An ohmic contact between them is necessary to transport the holes efficiently to the back contact. As workfunction of back contact is 5.0 eV or above than the HTM i.e., workfunction of the back contact is nearly equal to or slightly greater than that of HTM then holes transport effectively and there would be barrier for electrons. Below 5.0 eV a dipole oriented positive in the metal and negative in the HTM results an electrostatic barrier to the holes or Schottky barrier [9] and hence difficultly arise in holes transportation at contact. This indicates the requirement of gold (workfunction = 5.1 eV) like higher workfunction material to develop ohmic contact to conduct the hole to the electrode [44, 45, 47]. Moreover, it is quite clear from the Figure 33 that, at workfunction 4.64 eV i.e., of Ag [52], PCE is decreased to about 18 % with V_OC = 1.12 V,J_SC = 24.32 mA/cm² and FF = 69 %. This result has close agreement with the experimentally determined value 15. 4% PCE, 1.07 V V_OC, 21.5 mA/cm² J_SC and 67% FF for MAPbI₃ perovskite based planner solar cell with the Ag as counter electrode [46]. Thus, our result claims the realism in performance of device than reported by [45]. Consequently, it always opens the pathway to replace the Au-counter electrode if someone is focused on the cost. Besides, there are other options too with favorable high value workfunction material to replace the counter electrode [53].
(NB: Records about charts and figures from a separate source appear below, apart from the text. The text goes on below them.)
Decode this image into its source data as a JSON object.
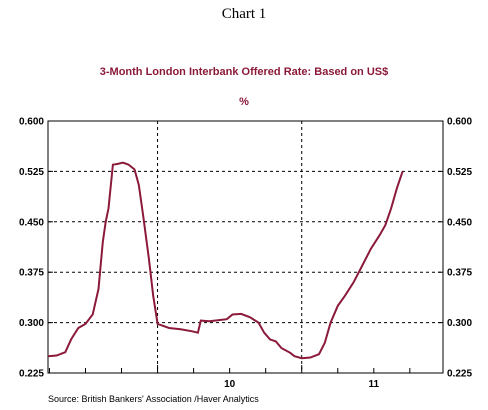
{
  "page": {
    "title": "Chart 1"
  },
  "chart_data": {
    "type": "line",
    "title": "3-Month London Interbank Offered Rate: Based on US$",
    "subtitle": "%",
    "source": "Source:  British Bankers' Association /Haver Analytics",
    "ylim": [
      0.225,
      0.6
    ],
    "yticks": [
      "0.600",
      "0.525",
      "0.450",
      "0.375",
      "0.300",
      "0.225"
    ],
    "x_labels": [
      {
        "label": "10",
        "x": 2010.0
      },
      {
        "label": "11",
        "x": 2011.0
      }
    ],
    "x_range": [
      2009.24,
      2011.98
    ],
    "x_major_gridlines": [
      2010.0,
      2011.0
    ],
    "grid": "dashed",
    "color": "#8b1a3a",
    "series": [
      {
        "values": [
          [
            2009.24,
            0.25
          ],
          [
            2009.3,
            0.251
          ],
          [
            2009.36,
            0.256
          ],
          [
            2009.4,
            0.275
          ],
          [
            2009.45,
            0.292
          ],
          [
            2009.5,
            0.298
          ],
          [
            2009.55,
            0.312
          ],
          [
            2009.59,
            0.35
          ],
          [
            2009.62,
            0.42
          ],
          [
            2009.64,
            0.45
          ],
          [
            2009.66,
            0.47
          ],
          [
            2009.69,
            0.535
          ],
          [
            2009.72,
            0.536
          ],
          [
            2009.76,
            0.538
          ],
          [
            2009.8,
            0.535
          ],
          [
            2009.84,
            0.528
          ],
          [
            2009.87,
            0.505
          ],
          [
            2009.9,
            0.46
          ],
          [
            2009.94,
            0.395
          ],
          [
            2009.97,
            0.34
          ],
          [
            2010.0,
            0.298
          ],
          [
            2010.08,
            0.292
          ],
          [
            2010.16,
            0.29
          ],
          [
            2010.24,
            0.287
          ],
          [
            2010.28,
            0.285
          ],
          [
            2010.3,
            0.303
          ],
          [
            2010.36,
            0.302
          ],
          [
            2010.44,
            0.304
          ],
          [
            2010.48,
            0.305
          ],
          [
            2010.52,
            0.312
          ],
          [
            2010.58,
            0.313
          ],
          [
            2010.64,
            0.308
          ],
          [
            2010.7,
            0.3
          ],
          [
            2010.74,
            0.285
          ],
          [
            2010.78,
            0.275
          ],
          [
            2010.82,
            0.272
          ],
          [
            2010.86,
            0.262
          ],
          [
            2010.92,
            0.255
          ],
          [
            2010.95,
            0.25
          ],
          [
            2011.0,
            0.247
          ],
          [
            2011.06,
            0.248
          ],
          [
            2011.12,
            0.253
          ],
          [
            2011.16,
            0.27
          ],
          [
            2011.2,
            0.3
          ],
          [
            2011.25,
            0.325
          ],
          [
            2011.3,
            0.34
          ],
          [
            2011.36,
            0.36
          ],
          [
            2011.42,
            0.385
          ],
          [
            2011.48,
            0.41
          ],
          [
            2011.54,
            0.43
          ],
          [
            2011.58,
            0.445
          ],
          [
            2011.62,
            0.47
          ],
          [
            2011.66,
            0.5
          ],
          [
            2011.7,
            0.525
          ]
        ]
      }
    ]
  }
}
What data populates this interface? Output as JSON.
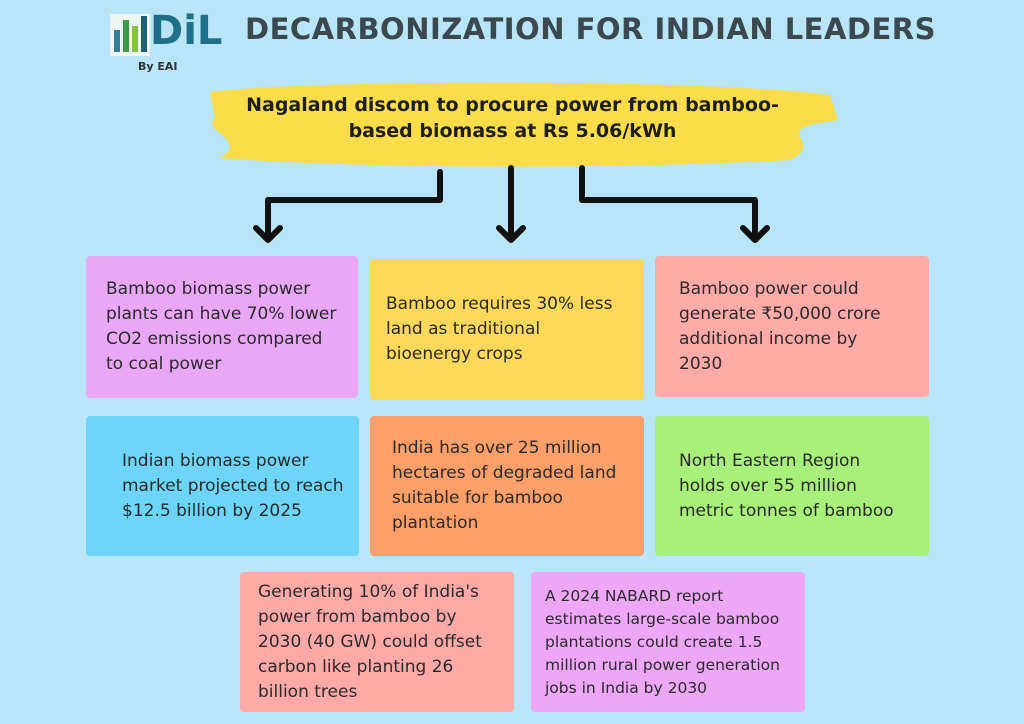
{
  "logo": {
    "text": "DiL",
    "byline": "By EAI"
  },
  "header": {
    "title": "DECARBONIZATION FOR INDIAN LEADERS"
  },
  "headline": "Nagaland discom to procure power from bamboo-based biomass at Rs 5.06/kWh",
  "cards": [
    "Bamboo biomass power plants can have 70% lower CO2 emissions compared to coal power",
    "Bamboo requires 30% less land as traditional bioenergy crops",
    "Bamboo power could generate ₹50,000 crore additional income by 2030",
    "Indian biomass power market projected to reach $12.5 billion by 2025",
    "India has over 25 million hectares of degraded land suitable for bamboo plantation",
    "North Eastern Region holds over 55 million metric tonnes of bamboo",
    "Generating 10% of India's power from bamboo by 2030 (40 GW) could offset carbon like planting 26 billion trees",
    "A 2024 NABARD report estimates large-scale bamboo plantations could create 1.5 million rural power generation jobs in India by 2030"
  ]
}
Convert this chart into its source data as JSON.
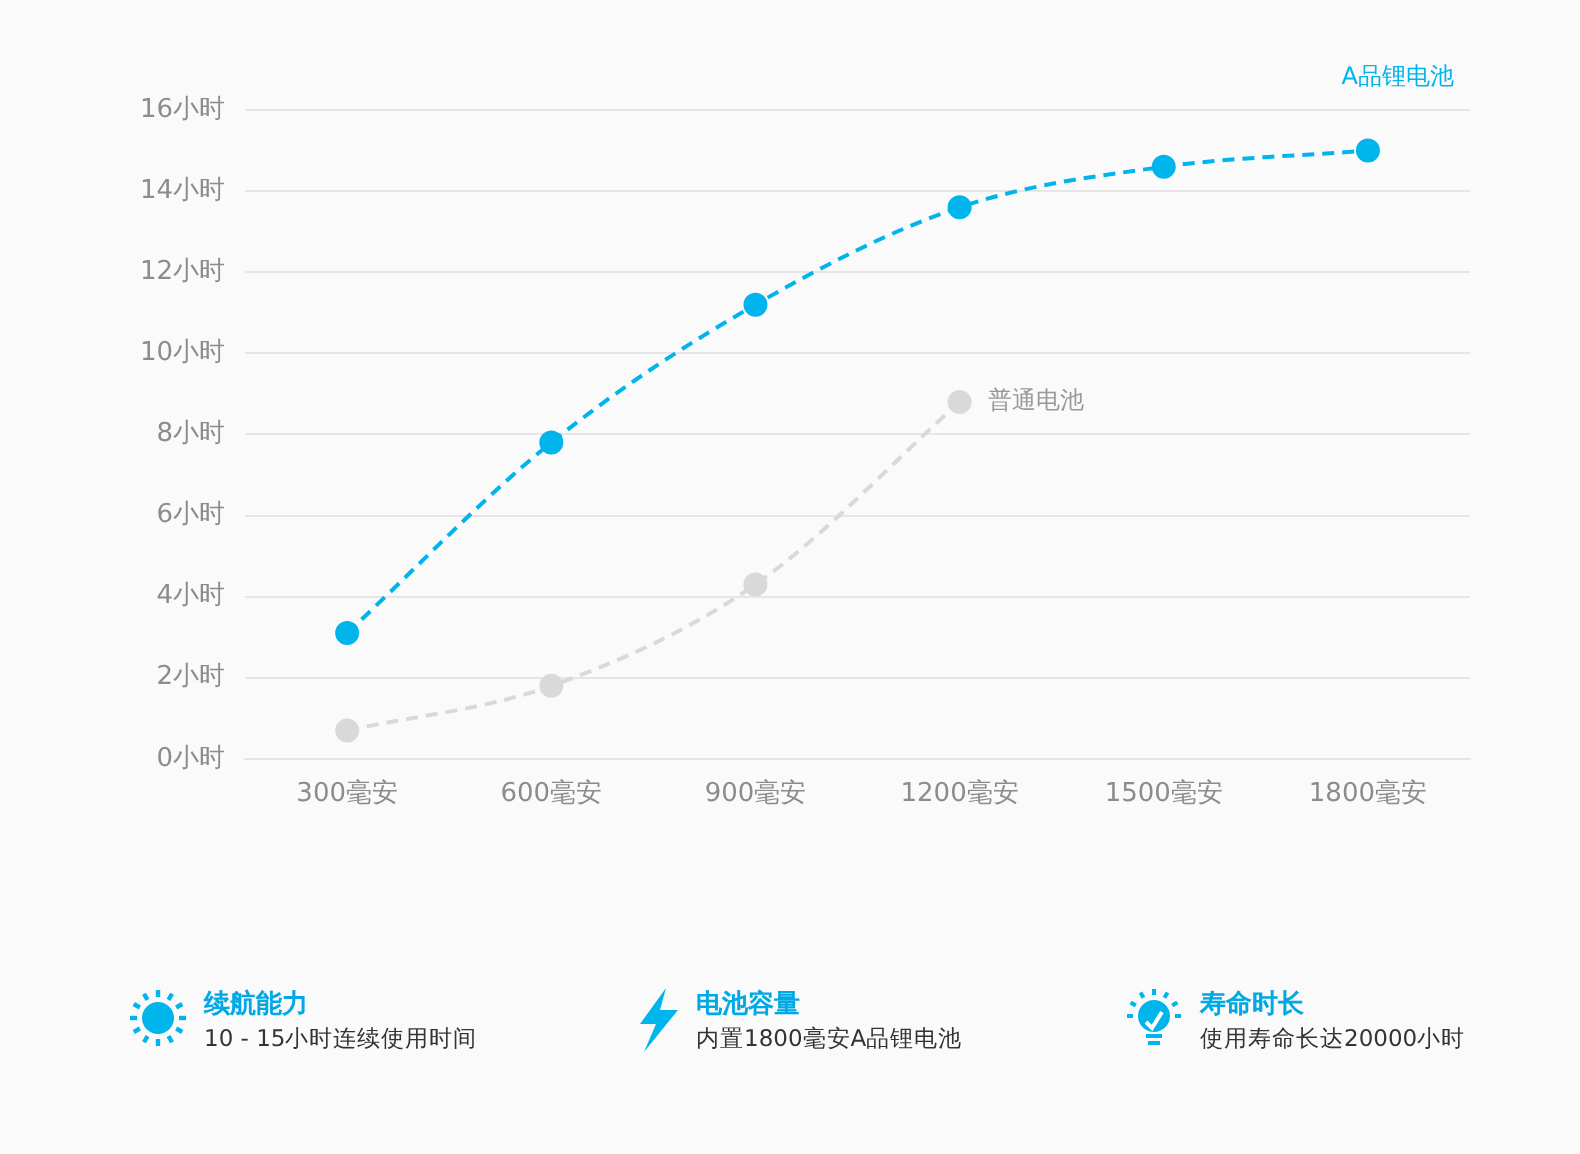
{
  "chart_data": {
    "type": "line",
    "categories": [
      "300毫安",
      "600毫安",
      "900毫安",
      "1200毫安",
      "1500毫安",
      "1800毫安"
    ],
    "series": [
      {
        "name": "A品锂电池",
        "color": "#00b4ec",
        "values": [
          3.1,
          7.8,
          11.2,
          13.6,
          14.6,
          15.0
        ]
      },
      {
        "name": "普通电池",
        "color": "#d9d9d9",
        "values": [
          0.7,
          1.8,
          4.3,
          8.8,
          null,
          null
        ]
      }
    ],
    "ylim": [
      0,
      16
    ],
    "yticks": [
      {
        "value": 0,
        "label": "0小时"
      },
      {
        "value": 2,
        "label": "2小时"
      },
      {
        "value": 4,
        "label": "4小时"
      },
      {
        "value": 6,
        "label": "6小时"
      },
      {
        "value": 8,
        "label": "8小时"
      },
      {
        "value": 10,
        "label": "10小时"
      },
      {
        "value": 12,
        "label": "12小时"
      },
      {
        "value": 14,
        "label": "14小时"
      },
      {
        "value": 16,
        "label": "16小时"
      }
    ],
    "grid": "y",
    "legend": false,
    "marker": "circle",
    "line_style": "dashed",
    "annotations": [
      "续航能力",
      "10 - 15小时连续使用时间",
      "电池容量",
      "内置1800毫安A品锂电池",
      "寿命时长",
      "使用寿命长达20000小时"
    ]
  }
}
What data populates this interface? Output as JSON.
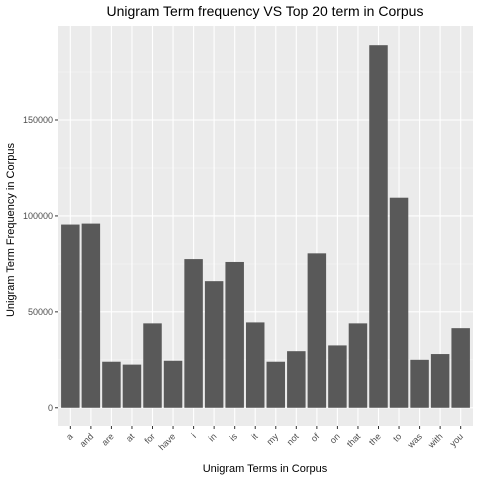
{
  "chart_data": {
    "type": "bar",
    "title": "Unigram Term frequency VS Top 20 term in Corpus",
    "xlabel": "Unigram Terms in Corpus",
    "ylabel": "Unigram Term Frequency in Corpus",
    "categories": [
      "a",
      "and",
      "are",
      "at",
      "for",
      "have",
      "i",
      "in",
      "is",
      "it",
      "my",
      "not",
      "of",
      "on",
      "that",
      "the",
      "to",
      "was",
      "with",
      "you"
    ],
    "values": [
      95500,
      96000,
      24000,
      22500,
      44000,
      24500,
      77500,
      66000,
      76000,
      44500,
      24000,
      29500,
      80500,
      32500,
      44000,
      189000,
      109500,
      25000,
      28000,
      41500
    ],
    "yticks": [
      0,
      50000,
      100000,
      150000
    ],
    "ytick_labels": [
      "0",
      "50000",
      "100000",
      "150000"
    ],
    "ylim": [
      -9500,
      199000
    ],
    "grid": true,
    "colors": {
      "bar": "#595959",
      "panel": "#ebebeb",
      "grid_major": "#ffffff",
      "grid_minor": "#f5f5f5"
    }
  }
}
4.4.2. Role of workfunction of the front contact

For the sake of convenient and to make real solar cells simulations were carried out at thicknesses 400/400/90 nm of the device layers. Figure 34 is the the PV all parameters versus workfunction of the electrode/front contact. It is found that fill factor and PCE both are increasing with decrease in workfunction of the front contact material. Front contact is the electrode connected to the ETM to collects the energetic electrons to go round the external circuit to do some useful work over there and at the mean time it allows the light to reach the absorber. Figure 12 shows the energy band alignment between different layers of the device. An ohmic contact between them is necessary to transport the electrons efficiently to the front contact. As workfunction of front contact is slightly smaller than or nearly equal to the workfunction of the ETM, there is ohmic contact for the electrons and barriers for the holes. Thus, a comparatively low workfunction and transparent material is suitable to use as front contact material.